Climate data for Cahokia, Illinois, 1991–2020 normals, extremes 1997–present
| Month | Jan | Feb | Mar | Apr | May | Jun | Jul | Aug | Sep | Oct | Nov | Dec | Year |
| Record high °F (°C) | 72 (22) | 86 (30) | 86 (30) | 92 (33) | 95 (35) | 107 (42) | 107 (42) | 105 (41) | 102 (39) | 94 (34) | 85 (29) | 75 (24) | 107 (42) |
| Mean maximum °F (°C) | 63.5 (17.5) | 69.9 (21.1) | 79.4 (26.3) | 86.4 (30.2) | 90.4 (32.4) | 95.9 (35.5) | 97.8 (36.6) | 97.5 (36.4) | 93.9 (34.4) | 87.4 (30.8) | 75.5 (24.2) | 66.6 (19.2) | 99.7 (37.6) |
| Mean daily maximum °F (°C) | 40.7 (4.8) | 46.0 (7.8) | 56.1 (13.4) | 67.5 (19.7) | 76.1 (24.5) | 84.8 (29.3) | 88.5 (31.4) | 87.3 (30.7) | 80.3 (26.8) | 69.5 (20.8) | 56.2 (13.4) | 45.1 (7.3) | 66.5 (19.2) |
| Daily mean °F (°C) | 31.4 (−0.3) | 35.8 (2.1) | 45.4 (7.4) | 56.5 (13.6) | 66.0 (18.9) | 74.8 (23.8) | 78.7 (25.9) | 77.0 (25.0) | 69.5 (20.8) | 57.7 (14.3) | 45.7 (7.6) | 35.8 (2.1) | 56.2 (13.4) |
| Mean daily minimum °F (°C) | 22.0 (−5.6) | 25.6 (−3.6) | 34.7 (1.5) | 45.4 (7.4) | 56.0 (13.3) | 64.9 (18.3) | 68.9 (20.5) | 66.7 (19.3) | 58.6 (14.8) | 46.0 (7.8) | 35.3 (1.8) | 26.6 (−3.0) | 45.9 (7.7) |
| Mean minimum °F (°C) | 2.9 (−16.2) | 8.1 (−13.3) | 17.0 (−8.3) | 30.3 (−0.9) | 39.4 (4.1) | 52.0 (11.1) | 57.9 (14.4) | 53.9 (12.2) | 44.3 (6.8) | 28.7 (−1.8) | 20.4 (−6.4) | 10.5 (−11.9) | 0.5 (−17.5) |
| Record low °F (°C) | −14 (−26) | −7 (−22) | 4 (−16) | 24 (−4) | 33 (1) | 45 (7) | 50 (10) | 47 (8) | 35 (2) | 22 (−6) | 11 (−12) | −5 (−21) | −14 (−26) |
| Average precipitation inches (mm) | 2.67 (68) | 2.26 (57) | 3.55 (90) | 4.63 (118) | 4.80 (122) | 4.30 (109) | 5.02 (128) | 3.09 (78) | 3.35 (85) | 3.04 (77) | 3.33 (85) | 2.75 (70) | 42.79 (1,087) |
| Average snowfall inches (cm) | 4.9 (12) | 3.7 (9.4) | 1.2 (3.0) | 0.3 (0.76) | 0.0 (0.0) | 0.0 (0.0) | 0.0 (0.0) | 0.0 (0.0) | 0.0 (0.0) | 0.0 (0.0) | 0.8 (2.0) | 2.9 (7.4) | 13.8 (34.56) |
| Average precipitation days (≥ 0.01 in) | 9.0 | 7.9 | 10.4 | 11.6 | 12.2 | 10.2 | 8.4 | 7.6 | 7.2 | 8.2 | 8.3 | 9.5 | 110.5 |
| Average snowy days (≥ 0.1 in) | 2.8 | 2.4 | 1.0 | 0.2 | 0.0 | 0.0 | 0.0 | 0.0 | 0.0 | 0.0 | 0.3 | 2.1 | 8.8 |
Source 1: NOAA
Source 2: National Weather Service (mean maxima/minima 2006–2020)
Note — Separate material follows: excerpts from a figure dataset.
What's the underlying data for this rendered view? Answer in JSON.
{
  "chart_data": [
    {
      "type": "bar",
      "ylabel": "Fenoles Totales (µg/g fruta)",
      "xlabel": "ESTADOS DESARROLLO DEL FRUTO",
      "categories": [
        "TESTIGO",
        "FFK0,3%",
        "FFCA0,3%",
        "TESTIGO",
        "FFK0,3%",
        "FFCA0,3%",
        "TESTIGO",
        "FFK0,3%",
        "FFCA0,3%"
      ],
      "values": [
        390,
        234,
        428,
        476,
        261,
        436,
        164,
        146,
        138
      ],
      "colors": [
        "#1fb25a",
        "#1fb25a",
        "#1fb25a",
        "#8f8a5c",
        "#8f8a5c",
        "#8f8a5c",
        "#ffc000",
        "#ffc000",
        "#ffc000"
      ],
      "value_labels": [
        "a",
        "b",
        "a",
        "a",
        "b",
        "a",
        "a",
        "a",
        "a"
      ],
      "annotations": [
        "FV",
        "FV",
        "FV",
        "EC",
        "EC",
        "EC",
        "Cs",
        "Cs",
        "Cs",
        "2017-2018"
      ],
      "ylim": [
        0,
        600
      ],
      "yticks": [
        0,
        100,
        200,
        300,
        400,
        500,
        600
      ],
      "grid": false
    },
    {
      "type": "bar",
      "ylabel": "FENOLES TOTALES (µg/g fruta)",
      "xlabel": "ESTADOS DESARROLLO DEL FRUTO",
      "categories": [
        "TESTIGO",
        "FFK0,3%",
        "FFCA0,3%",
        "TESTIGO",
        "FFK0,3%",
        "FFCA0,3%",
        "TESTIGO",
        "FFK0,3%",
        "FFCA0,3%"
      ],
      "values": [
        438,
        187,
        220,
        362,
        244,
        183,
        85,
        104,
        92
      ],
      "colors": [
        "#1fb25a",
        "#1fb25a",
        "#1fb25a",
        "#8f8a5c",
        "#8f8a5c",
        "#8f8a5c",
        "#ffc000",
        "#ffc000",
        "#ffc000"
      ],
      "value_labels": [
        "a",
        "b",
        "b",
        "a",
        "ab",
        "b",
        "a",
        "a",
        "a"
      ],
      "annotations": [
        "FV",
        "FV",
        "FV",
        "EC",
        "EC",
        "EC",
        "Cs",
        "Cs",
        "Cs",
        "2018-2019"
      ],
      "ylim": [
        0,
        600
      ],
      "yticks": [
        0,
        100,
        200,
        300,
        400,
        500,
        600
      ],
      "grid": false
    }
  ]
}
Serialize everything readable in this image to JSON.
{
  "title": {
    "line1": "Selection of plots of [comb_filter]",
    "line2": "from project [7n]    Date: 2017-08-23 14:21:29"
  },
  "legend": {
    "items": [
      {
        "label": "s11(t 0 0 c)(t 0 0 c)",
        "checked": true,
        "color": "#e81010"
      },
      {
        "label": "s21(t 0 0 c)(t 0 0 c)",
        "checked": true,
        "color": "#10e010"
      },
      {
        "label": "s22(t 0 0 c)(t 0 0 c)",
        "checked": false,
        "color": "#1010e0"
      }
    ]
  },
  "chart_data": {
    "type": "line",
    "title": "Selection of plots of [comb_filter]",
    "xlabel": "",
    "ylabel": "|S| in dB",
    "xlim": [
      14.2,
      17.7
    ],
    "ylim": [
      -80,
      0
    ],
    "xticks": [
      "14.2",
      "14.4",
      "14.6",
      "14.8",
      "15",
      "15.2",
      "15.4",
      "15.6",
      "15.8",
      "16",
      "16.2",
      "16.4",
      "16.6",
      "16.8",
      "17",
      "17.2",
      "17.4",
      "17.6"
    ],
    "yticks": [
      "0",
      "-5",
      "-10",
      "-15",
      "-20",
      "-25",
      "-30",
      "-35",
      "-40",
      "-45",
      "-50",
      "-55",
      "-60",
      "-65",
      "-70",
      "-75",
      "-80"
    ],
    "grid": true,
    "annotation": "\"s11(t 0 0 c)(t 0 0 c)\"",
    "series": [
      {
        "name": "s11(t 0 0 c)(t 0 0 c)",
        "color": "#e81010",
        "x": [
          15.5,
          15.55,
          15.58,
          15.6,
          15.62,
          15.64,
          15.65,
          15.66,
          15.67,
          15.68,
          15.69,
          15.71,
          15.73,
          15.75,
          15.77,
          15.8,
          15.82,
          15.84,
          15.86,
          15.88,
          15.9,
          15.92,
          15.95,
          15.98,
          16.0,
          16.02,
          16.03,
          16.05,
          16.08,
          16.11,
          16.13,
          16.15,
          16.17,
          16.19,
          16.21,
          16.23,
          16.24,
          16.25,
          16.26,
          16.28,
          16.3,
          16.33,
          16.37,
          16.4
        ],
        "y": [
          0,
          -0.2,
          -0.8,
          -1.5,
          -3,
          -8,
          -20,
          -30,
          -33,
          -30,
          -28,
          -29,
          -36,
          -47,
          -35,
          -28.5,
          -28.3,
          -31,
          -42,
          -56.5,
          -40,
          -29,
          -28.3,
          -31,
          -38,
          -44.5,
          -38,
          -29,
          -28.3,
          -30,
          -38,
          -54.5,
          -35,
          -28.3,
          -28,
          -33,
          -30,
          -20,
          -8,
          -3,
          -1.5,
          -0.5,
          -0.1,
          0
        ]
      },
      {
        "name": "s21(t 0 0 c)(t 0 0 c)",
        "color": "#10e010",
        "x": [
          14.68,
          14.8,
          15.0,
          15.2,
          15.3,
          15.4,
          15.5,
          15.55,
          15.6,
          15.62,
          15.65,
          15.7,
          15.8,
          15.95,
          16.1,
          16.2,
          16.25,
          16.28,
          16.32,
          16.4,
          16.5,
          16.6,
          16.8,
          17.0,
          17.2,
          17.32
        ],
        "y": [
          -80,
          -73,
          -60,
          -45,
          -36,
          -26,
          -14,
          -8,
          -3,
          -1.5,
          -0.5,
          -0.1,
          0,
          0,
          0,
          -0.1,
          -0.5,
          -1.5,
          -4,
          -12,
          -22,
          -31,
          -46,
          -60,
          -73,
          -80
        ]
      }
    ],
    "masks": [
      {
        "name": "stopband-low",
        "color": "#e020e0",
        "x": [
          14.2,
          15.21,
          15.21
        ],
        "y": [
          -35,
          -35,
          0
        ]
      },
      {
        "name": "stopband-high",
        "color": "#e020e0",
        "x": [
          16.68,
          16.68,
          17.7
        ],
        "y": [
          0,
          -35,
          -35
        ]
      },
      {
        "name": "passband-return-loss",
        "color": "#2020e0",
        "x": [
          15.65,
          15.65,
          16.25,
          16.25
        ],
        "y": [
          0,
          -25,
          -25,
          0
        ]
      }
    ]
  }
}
===Adjacent communities===

 Sauget / East Saint Louis
 Mississippi River East Saint Louis
 Mississippi River Belleville
 East Carondelet Unincorporated Centreville Township
 Dupo

==Demographics==

The United States Census Bureau began surveying Cahokia Heights in the 2023 American Community Survey listing a population of 17,173.

Historical population
| Census | Pop. | Note | %± |
| 2020 | 17,894 |  | — |
| 2024 (est.) | 17,106 |  | −4.4% |
U.S. Decennial Census Note: the 2020 pop count consists of the combined population of the three component cities merged to form Cahokia Heights

==Education==
Cahokia Unit School District 187 operates public schools, while some areas are served by East St. Louis School District 189.

==Transportation==
Cahokia Heights is home to the St. Louis Downtown Airport, a general aviation facility.

Metro operates the #2 bus route to East St. Louis, Illinois, where connections can be made to the MetroLink light rail to St. Louis.